Other resources could go to serving the “hundreds of arrest warrants sitting at the files at the Sheriff’s Office,” Hamilton added.


Despite the fact that studies have shown no evidence that these compensated confiscation events lead to a reduction in violent crime, suicides, or accidents involving firearms Barrett is standing by his decision to hold the buyback, and in fact is calling it a success.

In an interview, Barrett said he doesn’t think the issues should be approached as “we have to do one or the other.”

“We’re taking a holistic view to what we can do,” the sheriff said. “We should be celebrating the successes of the gun buyback.
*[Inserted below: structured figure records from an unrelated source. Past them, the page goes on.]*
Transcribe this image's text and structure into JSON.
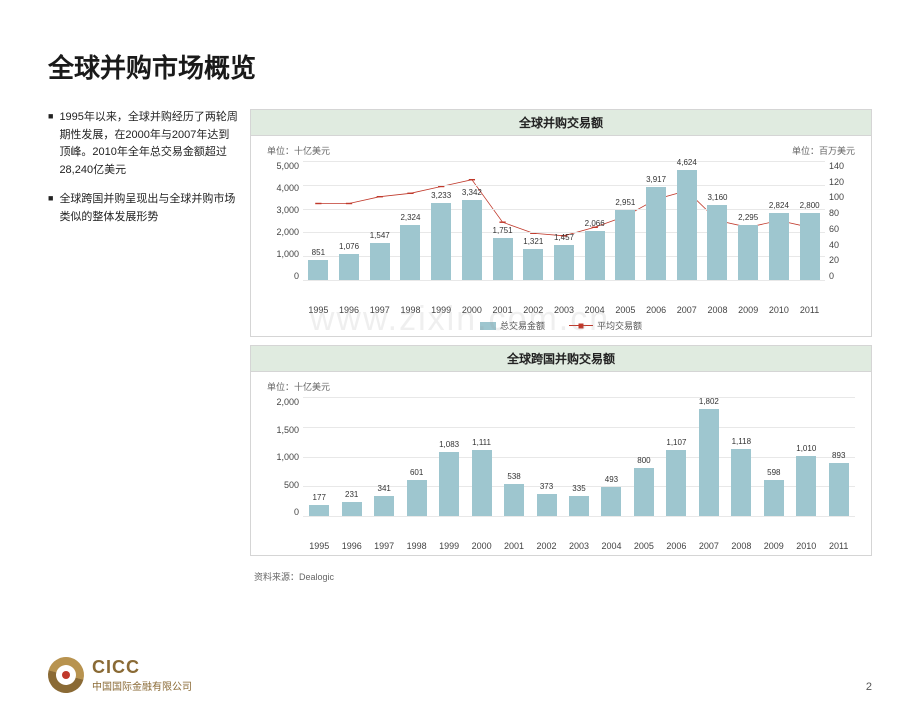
{
  "title": "全球并购市场概览",
  "bullets": [
    "1995年以来，全球并购经历了两轮周期性发展，在2000年与2007年达到顶峰。2010年全年总交易金额超过28,240亿美元",
    "全球跨国并购呈现出与全球并购市场类似的整体发展形势"
  ],
  "watermark": "www.zixin.com.cn",
  "chart1": {
    "title": "全球并购交易额",
    "unit_left": "单位：十亿美元",
    "unit_right": "单位：百万美元",
    "y_left_max": 5000,
    "y_left_ticks": [
      "5,000",
      "4,000",
      "3,000",
      "2,000",
      "1,000",
      "0"
    ],
    "y_right_max": 140,
    "y_right_ticks": [
      "140",
      "120",
      "100",
      "80",
      "60",
      "40",
      "20",
      "0"
    ],
    "bar_color": "#9ec6cf",
    "line_color": "#c0392b",
    "grid_color": "#e8e8e8",
    "categories": [
      "1995",
      "1996",
      "1997",
      "1998",
      "1999",
      "2000",
      "2001",
      "2002",
      "2003",
      "2004",
      "2005",
      "2006",
      "2007",
      "2008",
      "2009",
      "2010",
      "2011"
    ],
    "bars": [
      851,
      1076,
      1547,
      2324,
      3233,
      3342,
      1751,
      1321,
      1457,
      2066,
      2951,
      3917,
      4624,
      3160,
      2295,
      2824,
      2800
    ],
    "bar_labels": [
      "851",
      "1,076",
      "1,547",
      "2,324",
      "3,233",
      "3,342",
      "1,751",
      "1,321",
      "1,457",
      "2,066",
      "2,951",
      "3,917",
      "4,624",
      "3,160",
      "2,295",
      "2,824",
      "2,800"
    ],
    "line": [
      90,
      90,
      98,
      102,
      110,
      118,
      68,
      55,
      52,
      62,
      75,
      95,
      105,
      70,
      62,
      70,
      62
    ],
    "legend_bar": "总交易金额",
    "legend_line": "平均交易额"
  },
  "chart2": {
    "title": "全球跨国并购交易额",
    "unit_left": "单位：十亿美元",
    "y_left_max": 2000,
    "y_left_ticks": [
      "2,000",
      "1,500",
      "1,000",
      "500",
      "0"
    ],
    "bar_color": "#9ec6cf",
    "grid_color": "#e8e8e8",
    "categories": [
      "1995",
      "1996",
      "1997",
      "1998",
      "1999",
      "2000",
      "2001",
      "2002",
      "2003",
      "2004",
      "2005",
      "2006",
      "2007",
      "2008",
      "2009",
      "2010",
      "2011"
    ],
    "bars": [
      177,
      231,
      341,
      601,
      1083,
      1111,
      538,
      373,
      335,
      493,
      800,
      1107,
      1802,
      1118,
      598,
      1010,
      893
    ],
    "bar_labels": [
      "177",
      "231",
      "341",
      "601",
      "1,083",
      "1,111",
      "538",
      "373",
      "335",
      "493",
      "800",
      "1,107",
      "1,802",
      "1,118",
      "598",
      "1,010",
      "893"
    ]
  },
  "source_label": "资料来源：",
  "source": "Dealogic",
  "logo": {
    "en": "CICC",
    "cn": "中国国际金融有限公司"
  },
  "page_num": "2"
}
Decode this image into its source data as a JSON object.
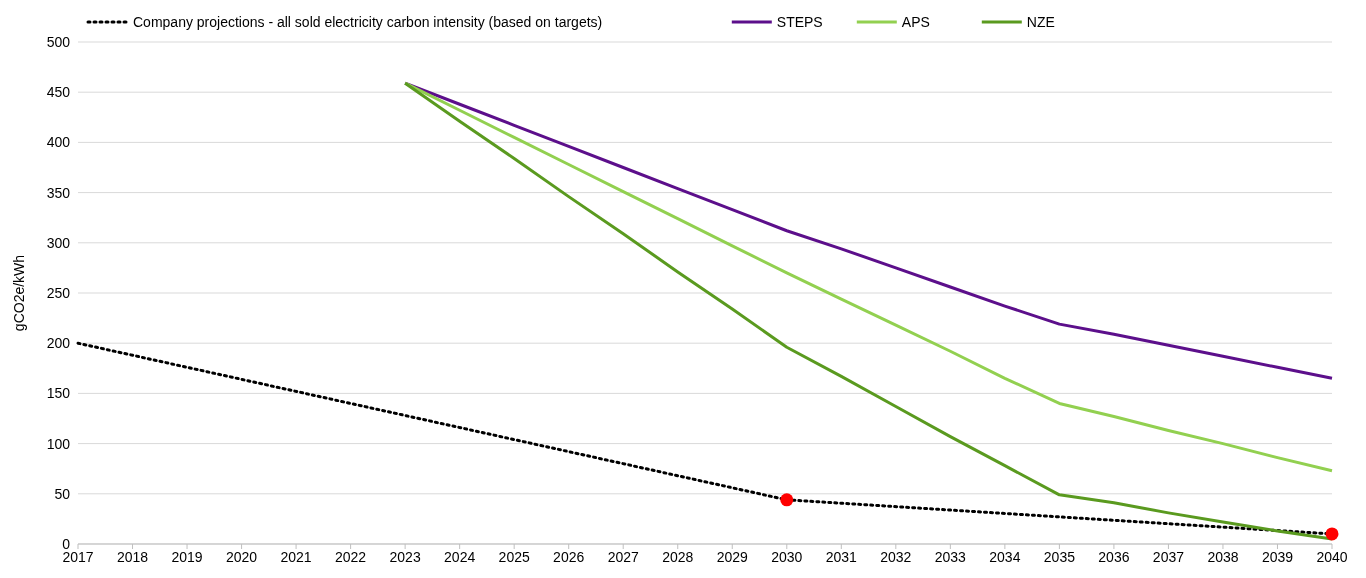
{
  "chart_data": {
    "type": "line",
    "ylabel": "gCO2e/kWh",
    "xlim": [
      2017,
      2040
    ],
    "xticks": [
      2017,
      2018,
      2019,
      2020,
      2021,
      2022,
      2023,
      2024,
      2025,
      2026,
      2027,
      2028,
      2029,
      2030,
      2031,
      2032,
      2033,
      2034,
      2035,
      2036,
      2037,
      2038,
      2039,
      2040
    ],
    "ylim": [
      0,
      500
    ],
    "yticks": [
      0,
      50,
      100,
      150,
      200,
      250,
      300,
      350,
      400,
      450,
      500
    ],
    "grid": "y",
    "legend": "top",
    "series": [
      {
        "name": "Company projections - all sold electricity carbon intensity (based on targets)",
        "color": "#000000",
        "line_style": "dotted",
        "x": [
          2017,
          2030,
          2040
        ],
        "values": [
          200,
          44,
          10
        ]
      },
      {
        "name": "STEPS",
        "color": "#5c0f8b",
        "line_style": "solid",
        "x": [
          2023,
          2024,
          2025,
          2026,
          2027,
          2028,
          2029,
          2030,
          2031,
          2032,
          2033,
          2034,
          2035,
          2036,
          2037,
          2038,
          2039,
          2040
        ],
        "values": [
          459,
          438,
          417,
          396,
          375,
          354,
          333,
          312,
          294,
          275,
          256,
          237,
          219,
          209,
          198,
          187,
          176,
          165
        ]
      },
      {
        "name": "APS",
        "color": "#92d050",
        "line_style": "solid",
        "x": [
          2023,
          2024,
          2025,
          2026,
          2027,
          2028,
          2029,
          2030,
          2031,
          2032,
          2033,
          2034,
          2035,
          2036,
          2037,
          2038,
          2039,
          2040
        ],
        "values": [
          459,
          432,
          405,
          378,
          351,
          324,
          297,
          270,
          244,
          218,
          192,
          165,
          140,
          127,
          113,
          100,
          86,
          73
        ]
      },
      {
        "name": "NZE",
        "color": "#5a9a1f",
        "line_style": "solid",
        "x": [
          2023,
          2024,
          2025,
          2026,
          2027,
          2028,
          2029,
          2030,
          2031,
          2032,
          2033,
          2034,
          2035,
          2036,
          2037,
          2038,
          2039,
          2040
        ],
        "values": [
          459,
          421,
          384,
          346,
          309,
          271,
          234,
          196,
          167,
          137,
          107,
          78,
          49,
          41,
          31,
          22,
          13,
          5
        ]
      },
      {
        "type": "scatter",
        "color": "#ff0000",
        "marker": "circle",
        "x": [
          2030,
          2040
        ],
        "values": [
          44,
          10
        ]
      }
    ]
  }
}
We should be proud of the results because we saved lives. That is what we should be doing right now instead of focusing on what is going back and forth at press conferences.”

It’s not a matter of doing one or the other, it’s about not wasting time and finite resources on something that has no impact on violent crime whatsoever; though it’s interesting to me that the sheriff either wouldn’t or couldn’t confirm if there is a backlog of warrants waiting to be served in Dane County. Instead, Barrett claimed without a shred of evidence that his “buyback” saved lives before chiding reporters that they shouldn’t be paying attention to what his political opponent is saying.


I won’t pretend to know all of the local intricacies of this particular sheriff’s race, but I do know enough about gun “buybacks” to come down firmly on Hamilton’s side here, and I’m glad to see him calling out his opponent for spending tens of thousands of dollars to take unwanted guns from legal gun owners when the department should be focused on taking violent criminals off the streets instead.